The pharmaceutical market in the ASEAN region is about $25.9 billion, accounting for 2.2 percent of the global market. The regional market is also growing rapidly due to high demand and economic growth. Korean pharmaceutical companies are paying attention to export products and sign technological cooperation agreements with the region.
For example, Alteogen has established a joint venture in Malaysia for developing biosimilars, and other Korean companies have also been actively expanding their business in Thailand and Singapore.
According to organizing officials, the invitational training program will consist of three important contents.
"First, we introduce the healthcare system of Korea, including health insurance, to the visiting regulatory officials," the officials said. "The program provides an opportunity to enhance the understanding of Korea's excellent medical system and high-quality Korean medicines by providing tours to major pharmaceutical firms, such as Chong Kun Dang and Dong-A ST, known for their high-tech drug production and new drug development."
Second, to resolve the difficulties of local companies obtaining regulatory approval in ASEAN countries, the program will hold a "New Southern Pharmaceutical Bio Forum" on Wednesday at Imperial Palace Seoul, the officials added.
During the forum, representatives from participating countries will discuss the current status of their licensing systems and future policy directions.

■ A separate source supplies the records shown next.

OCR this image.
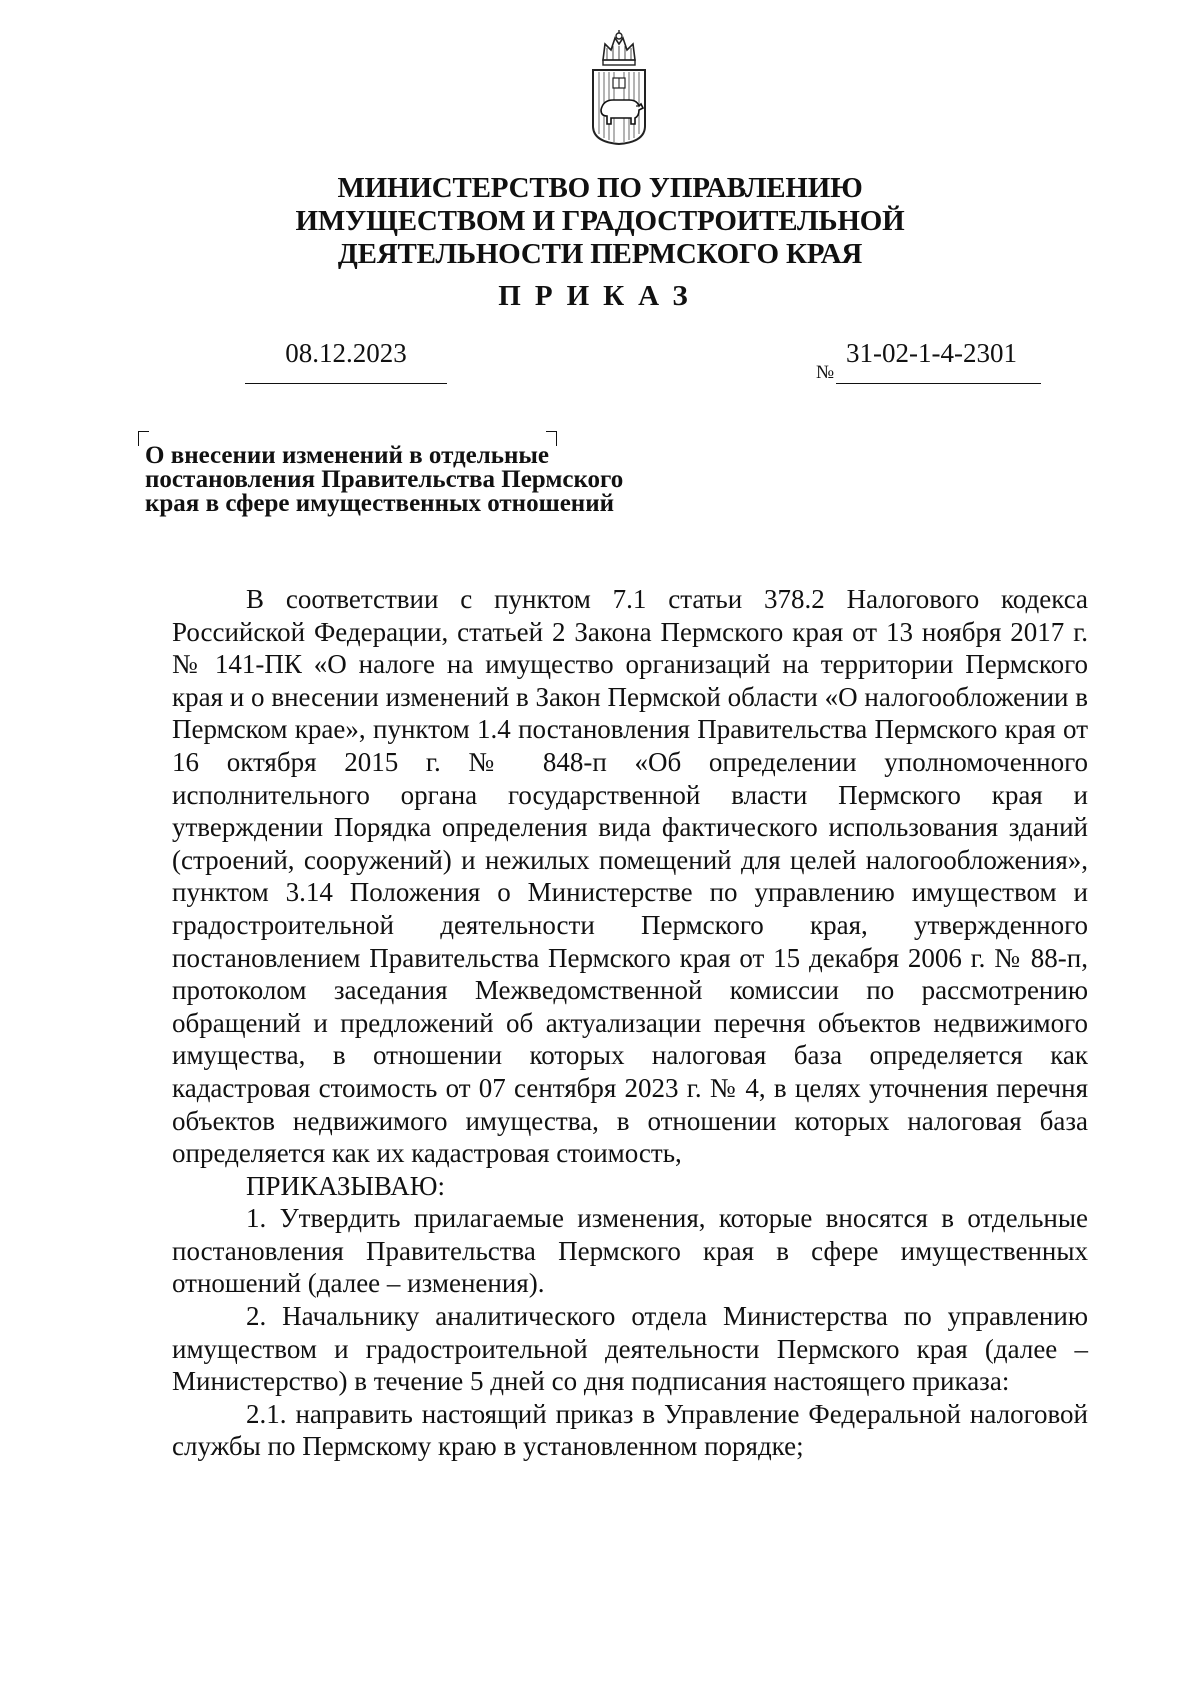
МИНИСТЕРСТВО ПО УПРАВЛЕНИЮ
ИМУЩЕСТВОМ И ГРАДОСТРОИТЕЛЬНОЙ
ДЕЯТЕЛЬНОСТИ ПЕРМСКОГО КРАЯ
ПРИКАЗ
08.12.2023
№
31-02-1-4-2301
О внесении изменений в отдельные
постановления Правительства Пермского
края в сфере имущественных отношений

В соответствии с пунктом 7.1 статьи 378.2 Налогового кодекса Российской Федерации, статьей 2 Закона Пермского края от 13 ноября 2017 г. № 141-ПК «О налоге на имущество организаций на территории Пермского края и о внесении изменений в Закон Пермской области «О налогообложении в Пермском крае», пунктом 1.4 постановления Правительства Пермского края от 16 октября 2015 г. № 848-п «Об определении уполномоченного исполнительного органа государственной власти Пермского края и утверждении Порядка определения вида фактического использования зданий (строений, сооружений) и нежилых помещений для целей налогообложения», пунктом 3.14 Положения о Министерстве по управлению имуществом и градостроительной деятельности Пермского края, утвержденного постановлением Правительства Пермского края от 15 декабря 2006 г. № 88-п, протоколом заседания Межведомственной комиссии по рассмотрению обращений и предложений об актуализации перечня объектов недвижимого имущества, в отношении которых налоговая база определяется как кадастровая стоимость от 07 сентября 2023 г. № 4, в целях уточнения перечня объектов недвижимого имущества, в отношении которых налоговая база определяется как их кадастровая стоимость,

ПРИКАЗЫВАЮ:

1. Утвердить прилагаемые изменения, которые вносятся в отдельные постановления Правительства Пермского края в сфере имущественных отношений (далее – изменения).

2. Начальнику аналитического отдела Министерства по управлению имуществом и градостроительной деятельности Пермского края (далее – Министерство) в течение 5 дней со дня подписания настоящего приказа:

2.1. направить настоящий приказ в Управление Федеральной налоговой службы по Пермскому краю в установленном порядке;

The conference will also provide local companies with one-on-one consultations with participating representatives to answer questions about national policies and market conditions directly.
Third and last, the government plans to discuss ways for cooperation between Korea and the participants' countries and expand the pharmaceutical industry exchange.
"We hope this training program, prepared after the Korea-ASEAN Special Summit, will expand the exchange and cooperation in the pharmaceuticals field between Korea and ASEAN countries," said Im Eul-ki, a deputy director at the Overseas Medical Business Support Division of the health and welfare ministry.
Korean companies interested in entering the ASEAN market are advised to attend the New Southern Pharmaceutical Bio Forum to obtain the latest information and build a network, Im added.